Alemania y Austria, entre los territorios más avanzados de Europa

La adopción de esta tecnología en Alemania está particularmente concentrada en dos estados, Baviera y Baja Sajonia, que en conjunto reúnen cerca del 55% de las instalaciones robóticas del país, en un mercado que además crece a un ritmo estimado de 8,5% anual hasta 2030, impulsado por la exigencia regulatoria sobre calidad de leche y bienestar animal. En Austria, la compañía alemana GEA ya introdujo sistemas de sincronización de alimentación asistida por inteligencia artificial, combinados con ordeño robótico, en 18 granjas piloto del país.

La decisión de automatizar no es menor desde el punto de vista económico: la transición completa de una granja de 100 vacas hacia un sistema de ordeño robótico puede implicar una inversión de entre €400.000 y €680.000, incluyendo las modificaciones necesarias en la infraestructura del establo. Pese a ese costo inicial, las normativas de bienestar animal de la Unión Europea —que premian a los productores capaces de demostrar resultados medibles en esta materia— y el aumento sostenido de los salarios rurales han hecho que, según especialistas del rubro, automatizar se haya vuelto prácticamente una necesidad económica para las granjas medianas y grandes del continente.

Terneros vigilados desde el primer día

La automatización también llegó a la crianza de terneros.

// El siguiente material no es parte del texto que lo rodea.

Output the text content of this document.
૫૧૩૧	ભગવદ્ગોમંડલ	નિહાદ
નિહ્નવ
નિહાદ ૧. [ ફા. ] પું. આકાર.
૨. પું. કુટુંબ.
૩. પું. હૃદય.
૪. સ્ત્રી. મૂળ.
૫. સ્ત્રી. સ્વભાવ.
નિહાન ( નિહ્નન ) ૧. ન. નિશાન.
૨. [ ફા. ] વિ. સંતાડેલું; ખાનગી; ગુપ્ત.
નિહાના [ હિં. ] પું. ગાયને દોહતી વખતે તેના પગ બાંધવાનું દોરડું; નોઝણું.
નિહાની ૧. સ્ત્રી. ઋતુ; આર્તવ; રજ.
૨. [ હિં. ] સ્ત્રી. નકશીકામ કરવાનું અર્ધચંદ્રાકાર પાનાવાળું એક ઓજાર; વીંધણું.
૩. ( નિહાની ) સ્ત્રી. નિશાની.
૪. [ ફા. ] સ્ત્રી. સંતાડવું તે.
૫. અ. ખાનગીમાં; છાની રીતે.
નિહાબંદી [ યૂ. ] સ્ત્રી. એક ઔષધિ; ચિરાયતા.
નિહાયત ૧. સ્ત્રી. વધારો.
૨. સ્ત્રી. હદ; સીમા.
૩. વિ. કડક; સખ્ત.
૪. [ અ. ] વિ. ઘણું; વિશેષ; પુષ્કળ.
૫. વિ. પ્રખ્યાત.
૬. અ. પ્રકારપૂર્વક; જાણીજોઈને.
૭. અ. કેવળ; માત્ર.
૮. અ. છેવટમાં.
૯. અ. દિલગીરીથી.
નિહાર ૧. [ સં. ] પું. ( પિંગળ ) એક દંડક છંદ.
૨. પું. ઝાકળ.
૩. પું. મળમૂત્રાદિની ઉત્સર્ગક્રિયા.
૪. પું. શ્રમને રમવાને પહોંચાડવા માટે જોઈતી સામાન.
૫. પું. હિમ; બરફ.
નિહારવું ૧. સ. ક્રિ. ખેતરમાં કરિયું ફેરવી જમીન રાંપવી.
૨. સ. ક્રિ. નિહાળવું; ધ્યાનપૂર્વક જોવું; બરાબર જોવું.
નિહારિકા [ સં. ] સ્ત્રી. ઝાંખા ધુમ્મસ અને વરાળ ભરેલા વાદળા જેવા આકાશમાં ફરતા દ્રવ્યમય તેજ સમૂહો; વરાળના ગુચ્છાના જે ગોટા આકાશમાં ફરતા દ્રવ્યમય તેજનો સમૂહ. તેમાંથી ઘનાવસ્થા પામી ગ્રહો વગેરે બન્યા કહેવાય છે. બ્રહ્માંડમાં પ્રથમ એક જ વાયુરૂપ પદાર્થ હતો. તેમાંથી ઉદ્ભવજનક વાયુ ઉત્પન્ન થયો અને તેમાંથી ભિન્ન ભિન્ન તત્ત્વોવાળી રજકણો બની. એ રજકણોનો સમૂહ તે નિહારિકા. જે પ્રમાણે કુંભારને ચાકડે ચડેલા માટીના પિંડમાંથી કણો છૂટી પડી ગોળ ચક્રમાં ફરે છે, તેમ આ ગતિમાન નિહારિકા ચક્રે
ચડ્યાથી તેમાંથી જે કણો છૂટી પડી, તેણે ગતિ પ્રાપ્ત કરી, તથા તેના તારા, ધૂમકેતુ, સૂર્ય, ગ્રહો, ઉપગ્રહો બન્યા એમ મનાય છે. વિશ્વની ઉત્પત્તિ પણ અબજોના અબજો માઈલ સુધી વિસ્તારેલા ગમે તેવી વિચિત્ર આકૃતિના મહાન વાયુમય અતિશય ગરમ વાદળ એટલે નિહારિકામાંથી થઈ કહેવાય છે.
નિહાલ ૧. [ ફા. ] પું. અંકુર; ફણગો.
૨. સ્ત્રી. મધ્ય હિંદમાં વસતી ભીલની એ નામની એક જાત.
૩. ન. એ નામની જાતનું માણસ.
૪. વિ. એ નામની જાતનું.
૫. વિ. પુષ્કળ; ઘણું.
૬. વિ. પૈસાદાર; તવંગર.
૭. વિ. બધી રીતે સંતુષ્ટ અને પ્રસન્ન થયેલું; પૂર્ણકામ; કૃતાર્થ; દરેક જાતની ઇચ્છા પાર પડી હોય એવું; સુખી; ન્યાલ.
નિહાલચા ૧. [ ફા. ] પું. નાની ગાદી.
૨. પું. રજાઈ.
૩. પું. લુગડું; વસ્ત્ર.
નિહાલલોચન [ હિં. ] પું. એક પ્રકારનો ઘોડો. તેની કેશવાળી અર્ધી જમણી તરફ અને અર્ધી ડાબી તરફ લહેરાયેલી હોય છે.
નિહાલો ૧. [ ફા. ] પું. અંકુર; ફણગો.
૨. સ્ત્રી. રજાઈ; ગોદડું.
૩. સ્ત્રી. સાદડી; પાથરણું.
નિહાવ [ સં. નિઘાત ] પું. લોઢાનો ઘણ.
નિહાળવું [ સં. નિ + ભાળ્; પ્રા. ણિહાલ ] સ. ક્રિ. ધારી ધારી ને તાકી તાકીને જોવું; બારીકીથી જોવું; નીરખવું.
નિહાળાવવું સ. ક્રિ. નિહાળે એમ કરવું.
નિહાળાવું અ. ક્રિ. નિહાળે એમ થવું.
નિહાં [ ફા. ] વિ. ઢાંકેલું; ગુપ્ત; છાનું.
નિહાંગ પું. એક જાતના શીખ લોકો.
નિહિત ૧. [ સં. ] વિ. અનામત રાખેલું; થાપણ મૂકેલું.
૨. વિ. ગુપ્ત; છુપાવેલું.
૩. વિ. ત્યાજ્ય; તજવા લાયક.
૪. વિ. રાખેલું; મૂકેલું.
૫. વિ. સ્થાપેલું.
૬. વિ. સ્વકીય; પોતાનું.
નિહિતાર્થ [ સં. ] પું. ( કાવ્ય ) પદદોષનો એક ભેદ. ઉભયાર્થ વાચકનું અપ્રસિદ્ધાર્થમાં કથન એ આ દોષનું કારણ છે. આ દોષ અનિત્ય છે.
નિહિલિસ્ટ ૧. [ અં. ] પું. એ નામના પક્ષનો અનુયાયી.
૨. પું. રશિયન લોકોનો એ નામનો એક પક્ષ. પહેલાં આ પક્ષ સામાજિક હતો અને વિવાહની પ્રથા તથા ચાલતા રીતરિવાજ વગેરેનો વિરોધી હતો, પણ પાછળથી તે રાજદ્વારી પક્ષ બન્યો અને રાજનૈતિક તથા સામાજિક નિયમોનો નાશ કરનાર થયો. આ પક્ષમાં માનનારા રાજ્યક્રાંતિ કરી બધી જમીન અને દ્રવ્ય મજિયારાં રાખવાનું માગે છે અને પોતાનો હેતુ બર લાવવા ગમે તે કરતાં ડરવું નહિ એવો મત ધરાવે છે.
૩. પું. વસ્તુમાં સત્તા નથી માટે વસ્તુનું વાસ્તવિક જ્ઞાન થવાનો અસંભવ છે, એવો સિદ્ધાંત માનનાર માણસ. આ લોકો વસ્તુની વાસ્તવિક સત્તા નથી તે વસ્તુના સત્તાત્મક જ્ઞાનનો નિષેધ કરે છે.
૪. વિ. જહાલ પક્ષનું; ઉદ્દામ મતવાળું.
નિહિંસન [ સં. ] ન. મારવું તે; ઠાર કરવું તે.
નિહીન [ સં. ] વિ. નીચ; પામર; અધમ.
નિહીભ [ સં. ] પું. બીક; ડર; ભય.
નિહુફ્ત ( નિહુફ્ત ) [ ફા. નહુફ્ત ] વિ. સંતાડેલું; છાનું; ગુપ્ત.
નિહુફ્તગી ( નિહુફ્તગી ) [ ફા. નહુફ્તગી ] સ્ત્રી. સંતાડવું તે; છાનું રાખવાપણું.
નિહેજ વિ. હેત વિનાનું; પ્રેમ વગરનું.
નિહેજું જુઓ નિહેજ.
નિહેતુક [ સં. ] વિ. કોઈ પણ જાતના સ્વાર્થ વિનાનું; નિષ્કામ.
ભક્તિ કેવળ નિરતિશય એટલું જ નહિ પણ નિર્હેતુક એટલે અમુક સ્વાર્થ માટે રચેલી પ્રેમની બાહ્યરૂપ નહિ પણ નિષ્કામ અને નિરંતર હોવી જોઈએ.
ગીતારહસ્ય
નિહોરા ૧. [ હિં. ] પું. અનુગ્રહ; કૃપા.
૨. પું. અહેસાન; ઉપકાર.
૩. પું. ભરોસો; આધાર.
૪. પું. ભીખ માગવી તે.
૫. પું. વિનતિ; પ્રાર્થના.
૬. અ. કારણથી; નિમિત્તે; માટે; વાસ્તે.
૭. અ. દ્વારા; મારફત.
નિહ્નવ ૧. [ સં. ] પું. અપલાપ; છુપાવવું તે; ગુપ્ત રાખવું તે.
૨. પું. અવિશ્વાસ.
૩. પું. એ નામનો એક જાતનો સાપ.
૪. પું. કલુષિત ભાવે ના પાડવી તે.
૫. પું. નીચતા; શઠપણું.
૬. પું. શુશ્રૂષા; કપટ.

Sistemas de alimentación automática, como los desarrollados por la alemana Holm & Laue, incorporan balanzas integradas en el propio dispensador de leche: cada vez que un ternero se acerca a alimentarse, coloca sus patas delanteras sobre la balanza y el sistema registra automáticamente su peso, además de la velocidad y el volumen de consumo. Estos datos permiten identificar tempranamente signos de enfermedad o problemas de desarrollo, mucho antes de que resulten evidentes para un observador humano.

Cambia el trabajo, no necesariamente las horas

La evidencia científica sobre el verdadero impacto de esta automatización en la carga laboral del agricultor es más matizada de lo que suele asumirse. Estudios especializados citan ahorros de tiempo de entre 29% y 30% en granjas que adoptan sistemas de ordeño automatizado, aunque otras investigaciones sugieren que, si bien estos sistemas entregan mayor flexibilidad horaria, no necesariamente reducen el tiempo total de trabajo: las tareas físicas de alimentar u ordeñar son reemplazadas por tareas de gestión, como la revisión de datos y el monitoreo de alertas del sistema. Investigaciones sobre bienestar animal, además, muestran que este cambio en la naturaleza del contacto entre agricultor y ganado —de arrear vacas hacia la sala de ordeño a recorrer con calma el rebaño para revisar animales y equipos— se asocia con vacas más tranquilas y con una menor distancia de evitación frente a los humanos.

Un modelo que responde a un problema estructural

La velocidad de adopción de esta tecnología en países como Austria y Alemania no es casual: responde directamente a una escasez de mano de obra rural que, en gran parte de Europa, ya es estructural y no coyuntural. Para regiones agrícolas del mundo que hoy todavía dependen intensivamente de trabajo manual en la ganadería, el caso europeo ofrece una hoja de ruta concreta sobre hacia dónde podría dirigirse la producción lechera en las próximas décadas, a medida que el recambio generacional en el campo se vuelva un desafío cada vez más extendido a nivel global.

Fuentes: PMC (National Library of Medicine, EE.UU.), MDPI (Sensors), IEEE Spectrum, GEA, RobotToday, Market Reports World, Banco Mundial, Wikipedia (Economía de Austria).